What the Case Study Method Really Teaches
Seven meta-skills that stick even if the cases fade from memory.
✒ The meta-skills that the author suggested are:
- Preparation — to read materials in advance, prioritize, identify the key issues and have an initial point of view.
- Discernment — to identify and focus on what’s essential, ignore the noise, skim when possible, and concentrate on what matters.
- Bias recognition — to learn to listen more carefully to others whose different viewpoints may help them see beyond their own bias, which is essentials when leaders inevitably have to work with people from different functions, backgrounds, and perspectives.
- Judgment — to develop the judgment of making decisions under uncertainty, communicating that decision to others, and gaining their buy-in.
- Collaboration — to orchestrate a good collaborative discussion in which everyone contributes, every viewpoint is carefully considered, yet a thoughtful decision is made in the end.
- Curiosity — to stimulate curiosity about the range of opportunities in the world and the many ways students can make a difference as leaders.
- Self-confidence — to instill self-confidence in people through discussing cases that makes students feel prepared for much bigger roles or challenges than they’d imagined they could handle before their studies.

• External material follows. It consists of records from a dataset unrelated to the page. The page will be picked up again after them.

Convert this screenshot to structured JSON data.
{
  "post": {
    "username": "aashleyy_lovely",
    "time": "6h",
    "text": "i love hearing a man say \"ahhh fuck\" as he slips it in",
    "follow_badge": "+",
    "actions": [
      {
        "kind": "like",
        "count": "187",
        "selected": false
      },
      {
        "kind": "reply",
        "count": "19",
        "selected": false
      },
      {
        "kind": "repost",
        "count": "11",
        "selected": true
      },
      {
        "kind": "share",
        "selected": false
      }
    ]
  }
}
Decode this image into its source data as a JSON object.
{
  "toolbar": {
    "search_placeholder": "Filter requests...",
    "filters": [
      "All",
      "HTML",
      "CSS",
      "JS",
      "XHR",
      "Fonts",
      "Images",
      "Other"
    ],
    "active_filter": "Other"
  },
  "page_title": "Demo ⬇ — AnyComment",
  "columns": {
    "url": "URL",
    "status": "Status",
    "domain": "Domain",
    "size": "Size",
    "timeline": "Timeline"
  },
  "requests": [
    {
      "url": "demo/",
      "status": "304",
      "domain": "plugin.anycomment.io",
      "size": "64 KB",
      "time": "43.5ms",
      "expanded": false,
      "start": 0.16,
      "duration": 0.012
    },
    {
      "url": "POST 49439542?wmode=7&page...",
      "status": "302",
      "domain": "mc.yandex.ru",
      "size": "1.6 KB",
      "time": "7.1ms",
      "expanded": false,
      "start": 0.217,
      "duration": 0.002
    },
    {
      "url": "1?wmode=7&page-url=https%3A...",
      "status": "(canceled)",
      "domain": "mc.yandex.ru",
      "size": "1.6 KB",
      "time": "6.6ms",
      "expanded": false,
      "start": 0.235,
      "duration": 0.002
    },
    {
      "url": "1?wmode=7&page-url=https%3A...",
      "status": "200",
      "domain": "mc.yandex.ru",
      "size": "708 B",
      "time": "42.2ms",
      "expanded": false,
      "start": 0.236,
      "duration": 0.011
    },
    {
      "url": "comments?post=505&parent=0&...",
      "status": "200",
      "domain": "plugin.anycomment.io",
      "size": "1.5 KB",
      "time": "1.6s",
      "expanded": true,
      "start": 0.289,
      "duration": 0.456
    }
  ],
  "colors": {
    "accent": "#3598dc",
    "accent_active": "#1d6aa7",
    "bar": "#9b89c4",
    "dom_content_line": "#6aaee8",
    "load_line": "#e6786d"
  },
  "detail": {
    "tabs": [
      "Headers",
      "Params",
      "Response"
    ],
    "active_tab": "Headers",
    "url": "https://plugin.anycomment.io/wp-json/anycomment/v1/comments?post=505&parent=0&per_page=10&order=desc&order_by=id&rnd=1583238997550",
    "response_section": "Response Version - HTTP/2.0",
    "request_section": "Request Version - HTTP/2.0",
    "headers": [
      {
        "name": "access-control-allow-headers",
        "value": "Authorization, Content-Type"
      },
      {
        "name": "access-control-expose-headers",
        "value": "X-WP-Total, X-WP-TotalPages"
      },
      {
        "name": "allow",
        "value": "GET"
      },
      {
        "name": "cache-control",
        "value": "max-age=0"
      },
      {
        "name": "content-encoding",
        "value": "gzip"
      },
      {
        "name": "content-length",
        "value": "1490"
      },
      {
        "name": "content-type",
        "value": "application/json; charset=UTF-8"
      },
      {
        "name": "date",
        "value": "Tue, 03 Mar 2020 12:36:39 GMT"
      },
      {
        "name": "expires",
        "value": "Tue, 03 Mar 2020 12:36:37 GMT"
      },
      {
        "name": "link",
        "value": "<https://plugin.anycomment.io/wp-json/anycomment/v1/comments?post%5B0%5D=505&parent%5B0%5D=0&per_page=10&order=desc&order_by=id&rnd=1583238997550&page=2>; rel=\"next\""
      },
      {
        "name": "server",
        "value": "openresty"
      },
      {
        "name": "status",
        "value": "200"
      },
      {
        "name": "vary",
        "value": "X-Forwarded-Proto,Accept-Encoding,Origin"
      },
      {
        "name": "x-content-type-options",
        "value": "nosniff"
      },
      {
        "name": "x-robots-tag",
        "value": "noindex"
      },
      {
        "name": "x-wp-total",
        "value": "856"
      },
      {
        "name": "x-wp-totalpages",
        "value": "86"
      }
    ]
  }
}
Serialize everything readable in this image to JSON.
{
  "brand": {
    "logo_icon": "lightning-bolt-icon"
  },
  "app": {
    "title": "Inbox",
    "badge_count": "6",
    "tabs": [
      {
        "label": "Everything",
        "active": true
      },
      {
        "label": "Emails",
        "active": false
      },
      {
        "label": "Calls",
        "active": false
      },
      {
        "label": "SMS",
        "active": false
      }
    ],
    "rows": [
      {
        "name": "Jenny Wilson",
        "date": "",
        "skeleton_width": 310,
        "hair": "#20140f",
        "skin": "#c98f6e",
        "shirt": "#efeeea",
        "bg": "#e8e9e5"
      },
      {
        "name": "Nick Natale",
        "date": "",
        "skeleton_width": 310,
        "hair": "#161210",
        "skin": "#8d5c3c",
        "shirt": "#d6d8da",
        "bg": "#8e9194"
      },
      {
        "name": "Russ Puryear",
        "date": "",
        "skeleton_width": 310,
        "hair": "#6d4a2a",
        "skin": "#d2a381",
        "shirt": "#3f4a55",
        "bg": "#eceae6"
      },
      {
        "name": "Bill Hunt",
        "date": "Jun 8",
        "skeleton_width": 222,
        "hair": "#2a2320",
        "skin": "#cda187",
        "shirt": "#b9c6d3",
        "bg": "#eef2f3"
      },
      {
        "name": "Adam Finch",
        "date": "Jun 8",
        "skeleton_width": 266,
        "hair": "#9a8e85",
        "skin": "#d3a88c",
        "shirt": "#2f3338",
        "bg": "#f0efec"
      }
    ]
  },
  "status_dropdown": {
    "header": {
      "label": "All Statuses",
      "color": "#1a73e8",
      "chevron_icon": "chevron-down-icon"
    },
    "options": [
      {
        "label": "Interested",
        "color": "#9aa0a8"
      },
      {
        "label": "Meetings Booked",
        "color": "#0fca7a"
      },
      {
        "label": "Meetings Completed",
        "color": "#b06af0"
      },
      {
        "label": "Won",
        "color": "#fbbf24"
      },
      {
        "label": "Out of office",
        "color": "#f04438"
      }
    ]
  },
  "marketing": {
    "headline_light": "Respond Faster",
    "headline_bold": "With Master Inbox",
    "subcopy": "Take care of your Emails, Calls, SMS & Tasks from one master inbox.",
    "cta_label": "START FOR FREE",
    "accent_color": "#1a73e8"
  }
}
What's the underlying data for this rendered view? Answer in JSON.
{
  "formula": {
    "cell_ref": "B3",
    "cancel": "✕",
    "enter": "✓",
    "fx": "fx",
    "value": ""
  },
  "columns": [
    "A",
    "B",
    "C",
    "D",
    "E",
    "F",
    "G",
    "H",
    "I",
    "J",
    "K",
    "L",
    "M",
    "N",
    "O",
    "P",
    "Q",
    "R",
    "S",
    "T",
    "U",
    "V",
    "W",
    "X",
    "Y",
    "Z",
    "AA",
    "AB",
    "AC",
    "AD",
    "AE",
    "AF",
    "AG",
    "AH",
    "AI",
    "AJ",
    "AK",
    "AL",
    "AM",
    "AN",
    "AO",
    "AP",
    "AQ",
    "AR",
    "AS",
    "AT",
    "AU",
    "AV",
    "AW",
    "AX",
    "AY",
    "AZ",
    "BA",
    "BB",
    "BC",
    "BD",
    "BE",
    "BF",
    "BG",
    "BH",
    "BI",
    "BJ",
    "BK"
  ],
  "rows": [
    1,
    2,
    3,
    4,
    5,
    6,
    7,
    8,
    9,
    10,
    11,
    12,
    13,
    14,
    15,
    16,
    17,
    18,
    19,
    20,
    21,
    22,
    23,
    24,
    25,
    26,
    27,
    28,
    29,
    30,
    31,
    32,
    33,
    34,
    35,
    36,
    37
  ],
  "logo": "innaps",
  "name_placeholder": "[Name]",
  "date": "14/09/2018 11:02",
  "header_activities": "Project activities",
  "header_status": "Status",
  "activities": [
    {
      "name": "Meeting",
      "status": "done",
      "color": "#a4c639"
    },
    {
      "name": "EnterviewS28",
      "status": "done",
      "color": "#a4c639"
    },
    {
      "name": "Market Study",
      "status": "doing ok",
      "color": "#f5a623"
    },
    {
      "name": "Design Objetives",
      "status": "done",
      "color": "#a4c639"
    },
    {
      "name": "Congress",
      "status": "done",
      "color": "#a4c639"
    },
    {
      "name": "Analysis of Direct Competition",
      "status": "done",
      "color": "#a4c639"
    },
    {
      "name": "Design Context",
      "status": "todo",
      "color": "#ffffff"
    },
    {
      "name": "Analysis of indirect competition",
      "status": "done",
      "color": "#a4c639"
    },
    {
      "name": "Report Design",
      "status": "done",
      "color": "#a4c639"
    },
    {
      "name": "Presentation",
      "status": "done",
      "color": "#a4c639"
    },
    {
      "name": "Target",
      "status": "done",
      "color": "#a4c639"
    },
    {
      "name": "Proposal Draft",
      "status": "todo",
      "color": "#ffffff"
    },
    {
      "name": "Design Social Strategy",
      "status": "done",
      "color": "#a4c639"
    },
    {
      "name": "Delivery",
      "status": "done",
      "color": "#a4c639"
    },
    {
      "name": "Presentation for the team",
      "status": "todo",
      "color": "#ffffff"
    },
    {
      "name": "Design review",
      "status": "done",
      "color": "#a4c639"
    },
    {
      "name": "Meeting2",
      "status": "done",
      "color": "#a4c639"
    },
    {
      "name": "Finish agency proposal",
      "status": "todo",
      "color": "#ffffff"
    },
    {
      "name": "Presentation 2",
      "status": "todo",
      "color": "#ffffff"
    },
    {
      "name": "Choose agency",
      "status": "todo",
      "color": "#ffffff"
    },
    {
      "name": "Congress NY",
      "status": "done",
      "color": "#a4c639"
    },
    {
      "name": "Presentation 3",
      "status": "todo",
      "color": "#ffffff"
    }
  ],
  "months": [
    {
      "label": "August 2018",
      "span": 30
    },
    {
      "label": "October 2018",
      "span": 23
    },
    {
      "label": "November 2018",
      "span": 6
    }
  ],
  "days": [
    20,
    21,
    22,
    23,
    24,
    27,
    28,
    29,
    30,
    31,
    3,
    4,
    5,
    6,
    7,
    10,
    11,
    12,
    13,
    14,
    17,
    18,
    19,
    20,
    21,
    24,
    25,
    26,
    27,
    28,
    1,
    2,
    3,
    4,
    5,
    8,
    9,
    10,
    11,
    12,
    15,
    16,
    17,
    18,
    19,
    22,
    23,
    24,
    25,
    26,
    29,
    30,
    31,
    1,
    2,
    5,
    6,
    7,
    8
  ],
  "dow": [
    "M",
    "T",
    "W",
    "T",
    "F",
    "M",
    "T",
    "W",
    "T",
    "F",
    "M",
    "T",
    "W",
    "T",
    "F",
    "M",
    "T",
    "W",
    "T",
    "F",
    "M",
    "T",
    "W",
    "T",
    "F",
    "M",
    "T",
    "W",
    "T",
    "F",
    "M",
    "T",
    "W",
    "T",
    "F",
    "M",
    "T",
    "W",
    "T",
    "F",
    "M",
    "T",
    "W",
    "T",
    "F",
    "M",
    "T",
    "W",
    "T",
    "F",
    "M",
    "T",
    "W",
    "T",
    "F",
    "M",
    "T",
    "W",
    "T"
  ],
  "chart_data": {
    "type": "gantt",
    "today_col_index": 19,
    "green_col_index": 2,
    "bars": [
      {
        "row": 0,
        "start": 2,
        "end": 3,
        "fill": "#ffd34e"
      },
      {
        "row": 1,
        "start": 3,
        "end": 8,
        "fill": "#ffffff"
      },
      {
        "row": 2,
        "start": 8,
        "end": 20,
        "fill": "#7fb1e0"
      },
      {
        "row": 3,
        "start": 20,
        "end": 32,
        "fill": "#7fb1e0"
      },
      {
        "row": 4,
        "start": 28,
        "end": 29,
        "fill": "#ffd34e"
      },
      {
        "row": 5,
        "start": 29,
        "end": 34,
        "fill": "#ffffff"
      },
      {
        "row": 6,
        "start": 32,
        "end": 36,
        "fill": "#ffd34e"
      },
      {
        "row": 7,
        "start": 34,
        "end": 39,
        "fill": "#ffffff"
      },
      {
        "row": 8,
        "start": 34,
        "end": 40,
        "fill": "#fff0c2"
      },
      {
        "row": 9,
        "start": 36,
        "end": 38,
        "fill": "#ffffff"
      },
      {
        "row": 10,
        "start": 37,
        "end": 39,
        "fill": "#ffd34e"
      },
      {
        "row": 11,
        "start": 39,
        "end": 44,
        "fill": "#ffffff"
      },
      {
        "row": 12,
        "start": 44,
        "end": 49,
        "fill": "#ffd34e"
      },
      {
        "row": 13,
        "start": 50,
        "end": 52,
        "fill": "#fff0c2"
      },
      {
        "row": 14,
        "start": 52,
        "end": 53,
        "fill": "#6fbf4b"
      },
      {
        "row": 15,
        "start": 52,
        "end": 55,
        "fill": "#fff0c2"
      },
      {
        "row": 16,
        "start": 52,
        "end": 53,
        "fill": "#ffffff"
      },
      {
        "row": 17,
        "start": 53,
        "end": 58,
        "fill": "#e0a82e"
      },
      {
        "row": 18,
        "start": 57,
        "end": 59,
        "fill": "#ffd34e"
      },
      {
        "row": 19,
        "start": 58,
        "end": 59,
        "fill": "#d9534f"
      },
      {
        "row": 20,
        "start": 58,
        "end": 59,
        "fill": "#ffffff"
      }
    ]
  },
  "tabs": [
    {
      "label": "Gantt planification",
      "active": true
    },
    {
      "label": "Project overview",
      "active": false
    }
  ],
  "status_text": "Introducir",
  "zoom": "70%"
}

As the author summarises nicely:
“Cases expose students to real business dilemmas and decisions. Cases teach students to size up business problems quickly while considering the broader organizational, industry, and societal context. Students recall concepts better when they are set in a case, much as people remember words better when used in context. Cases teach students how to apply theory in practice and how to induce theory from practice. The case method cultivates the capacity for critical analysis, judgment, decision-making, and action.”